A former Ward Sister at Northampton General Hospital has also given evidence at the inquest. She agreed that staff must get insulin administration correct. She thought the incorrect administration of insulin after a meal “probably does happen”. She accepted that there was “no excuse” for this, but pointed to the possible contributory effect of a lack of staff.
6ACTION SHOULD BE TAKEN
 
In my opinion action should be taken to prevent future deaths and I believe you have the power to take such action.
7YOUR RESPONSE
 
You are under a duty to respond to this report within 56 days of the date of this report, namely by 3 April 2025. I, the coroner, may extend the period.
 
Your response must contain details of action taken or proposed to be taken, setting out the timetable for action.
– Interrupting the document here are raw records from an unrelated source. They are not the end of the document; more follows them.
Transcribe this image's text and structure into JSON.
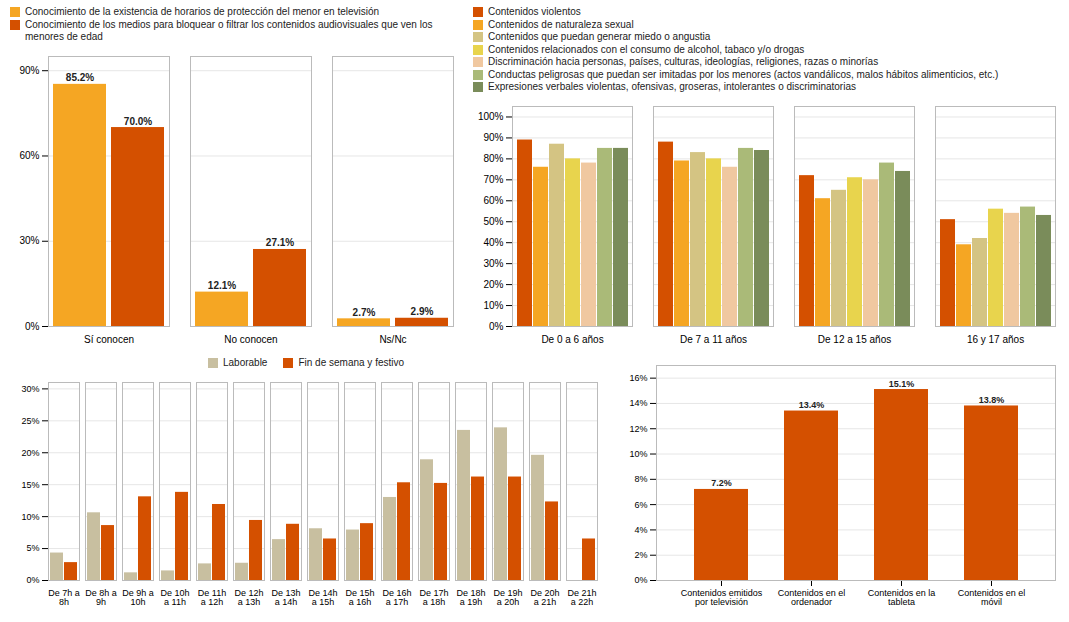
{
  "chart_data": [
    {
      "type": "bar",
      "categories": [
        "Sí conocen",
        "No conocen",
        "Ns/Nc"
      ],
      "series": [
        {
          "name": "Conocimiento de la existencia de horarios de protección del menor en televisión",
          "color": "#F5A623",
          "values": [
            85.2,
            12.1,
            2.7
          ],
          "value_labels": [
            "85.2%",
            "12.1%",
            "2.7%"
          ]
        },
        {
          "name": "Conocimiento de los medios para bloquear o filtrar los contenidos audiovisuales que ven los menores de edad",
          "color": "#D45000",
          "values": [
            70.0,
            27.1,
            2.9
          ],
          "value_labels": [
            "70.0%",
            "27.1%",
            "2.9%"
          ]
        }
      ],
      "ylim": [
        0,
        95
      ],
      "yticks": [
        {
          "value": 0,
          "label": "0%"
        },
        {
          "value": 30,
          "label": "30%"
        },
        {
          "value": 60,
          "label": "60%"
        },
        {
          "value": 90,
          "label": "90%"
        }
      ],
      "grid": true,
      "legend": "upper left",
      "data_labels": true
    },
    {
      "type": "bar",
      "categories": [
        "De 0 a 6 años",
        "De 7 a 11 años",
        "De 12 a 15 años",
        "16 y 17 años"
      ],
      "series": [
        {
          "name": "Contenidos violentos",
          "color": "#D45000",
          "values": [
            89,
            88,
            72,
            51
          ]
        },
        {
          "name": "Contenidos de naturaleza sexual",
          "color": "#F5A623",
          "values": [
            76,
            79,
            61,
            39
          ]
        },
        {
          "name": "Contenidos que puedan generar miedo o angustia",
          "color": "#D4C483",
          "values": [
            87,
            83,
            65,
            42
          ]
        },
        {
          "name": "Contenidos relacionados con el consumo de alcohol, tabaco y/o drogas",
          "color": "#E8D44D",
          "values": [
            80,
            80,
            71,
            56
          ]
        },
        {
          "name": "Discriminación hacia personas, países, culturas, ideologías, religiones, razas o minorías",
          "color": "#F0C8A0",
          "values": [
            78,
            76,
            70,
            54
          ]
        },
        {
          "name": "Conductas peligrosas que puedan ser imitadas por los menores (actos vandálicos, malos hábitos alimenticios, etc.)",
          "color": "#AABA78",
          "values": [
            85,
            85,
            78,
            57
          ]
        },
        {
          "name": "Expresiones verbales violentas, ofensivas, groseras, intolerantes o discriminatorias",
          "color": "#7A8C5A",
          "values": [
            85,
            84,
            74,
            53
          ]
        }
      ],
      "ylim": [
        0,
        105
      ],
      "yticks": [
        {
          "value": 0,
          "label": "0%"
        },
        {
          "value": 10,
          "label": "10%"
        },
        {
          "value": 20,
          "label": "20%"
        },
        {
          "value": 30,
          "label": "30%"
        },
        {
          "value": 40,
          "label": "40%"
        },
        {
          "value": 50,
          "label": "50%"
        },
        {
          "value": 60,
          "label": "60%"
        },
        {
          "value": 70,
          "label": "70%"
        },
        {
          "value": 80,
          "label": "80%"
        },
        {
          "value": 90,
          "label": "90%"
        },
        {
          "value": 100,
          "label": "100%"
        }
      ],
      "grid": true,
      "legend": "upper left"
    },
    {
      "type": "bar",
      "categories": [
        "De 7h a\n8h",
        "De 8h a\n9h",
        "De 9h a\n10h",
        "De 10h\na 11h",
        "De 11h\na 12h",
        "De 12h\na 13h",
        "De 13h\na 14h",
        "De 14h\na 15h",
        "De 15h\na 16h",
        "De 16h\na 17h",
        "De 17h\na 18h",
        "De 18h\na 19h",
        "De 19h\na 20h",
        "De 20h\na 21h",
        "De 21h\na 22h"
      ],
      "series": [
        {
          "name": "Laborable",
          "color": "#C8BFA0",
          "values": [
            4.3,
            10.6,
            1.2,
            1.5,
            2.6,
            2.7,
            6.4,
            8.1,
            7.9,
            13.0,
            18.9,
            23.5,
            23.9,
            19.6,
            0.0
          ]
        },
        {
          "name": "Fin de semana y festivo",
          "color": "#D45000",
          "values": [
            2.8,
            8.6,
            13.1,
            13.8,
            11.9,
            9.4,
            8.8,
            6.5,
            8.9,
            15.3,
            15.2,
            16.2,
            16.2,
            12.3,
            6.5
          ]
        }
      ],
      "ylim": [
        0,
        31
      ],
      "yticks": [
        {
          "value": 0,
          "label": "0%"
        },
        {
          "value": 5,
          "label": "5%"
        },
        {
          "value": 10,
          "label": "10%"
        },
        {
          "value": 15,
          "label": "15%"
        },
        {
          "value": 20,
          "label": "20%"
        },
        {
          "value": 25,
          "label": "25%"
        },
        {
          "value": 30,
          "label": "30%"
        }
      ],
      "grid": true,
      "legend": "upper center"
    },
    {
      "type": "bar",
      "categories": [
        "Contenidos emitidos\npor televisión",
        "Contenidos en el\nordenador",
        "Contenidos en la\ntableta",
        "Contenidos en el\nmóvil"
      ],
      "values": [
        7.2,
        13.4,
        15.1,
        13.8
      ],
      "value_labels": [
        "7.2%",
        "13.4%",
        "15.1%",
        "13.8%"
      ],
      "color": "#D45000",
      "ylim": [
        0,
        17
      ],
      "yticks": [
        {
          "value": 0,
          "label": "0%"
        },
        {
          "value": 2,
          "label": "2%"
        },
        {
          "value": 4,
          "label": "4%"
        },
        {
          "value": 6,
          "label": "6%"
        },
        {
          "value": 8,
          "label": "8%"
        },
        {
          "value": 10,
          "label": "10%"
        },
        {
          "value": 12,
          "label": "12%"
        },
        {
          "value": 14,
          "label": "14%"
        },
        {
          "value": 16,
          "label": "16%"
        }
      ],
      "grid": true,
      "data_labels": true
    }
  ]
}
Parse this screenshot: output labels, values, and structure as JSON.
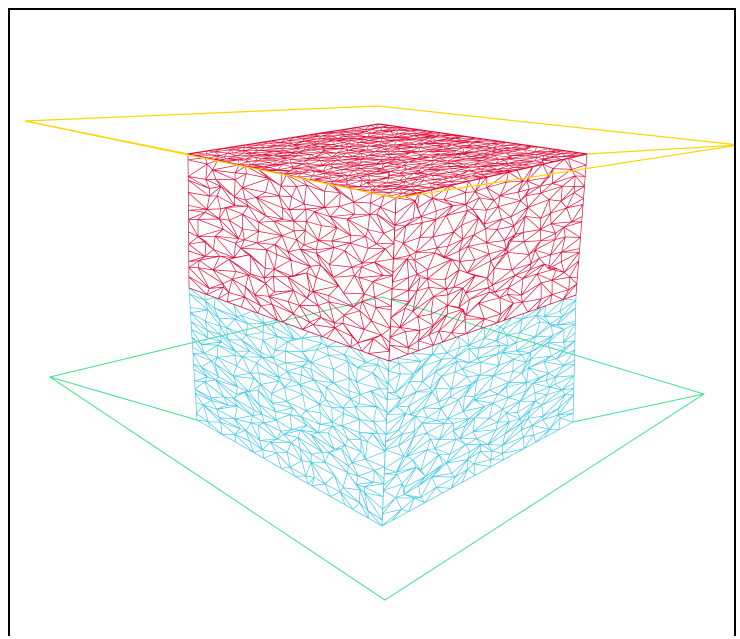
{
  "viewport": {
    "background": "#ffffff",
    "border_color": "#000000"
  },
  "scene": {
    "view": "3d-perspective",
    "render_mode": "wireframe",
    "mesh_type": "tetrahedral/triangular",
    "objects": [
      {
        "name": "upper-plane",
        "shape": "plane-outline",
        "color": "#ffd400"
      },
      {
        "name": "lower-plane",
        "shape": "plane-outline",
        "color": "#40e08a"
      },
      {
        "name": "upper-block",
        "shape": "box-mesh",
        "color": "#e0103a"
      },
      {
        "name": "lower-block",
        "shape": "box-mesh",
        "color": "#45c8e8"
      }
    ]
  }
}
Otherwise you must explain why no action is proposed.
8COPIES and PUBLICATION
 
I have sent a copy of my report to the Chief Coroner and to the following Interested Persons:
 
Mr Hurwood’s family.
 
Kettering General Hospital NHS Foundation Trust.
 
Northamptonshire Healthcare NHS Foundation Trust.
 
St Matthews Healthcare.
 
I am also under a duty to send the Chief Coroner a copy of your response.
 
The Chief Coroner may publish either or both in a complete or redacted or summary form. He may send a copy of this report to any person who he believes may find it useful or of interest. You may make representations to me, the coroner, at the time of your response, about the release or the publication of your response by the Chief Coroner.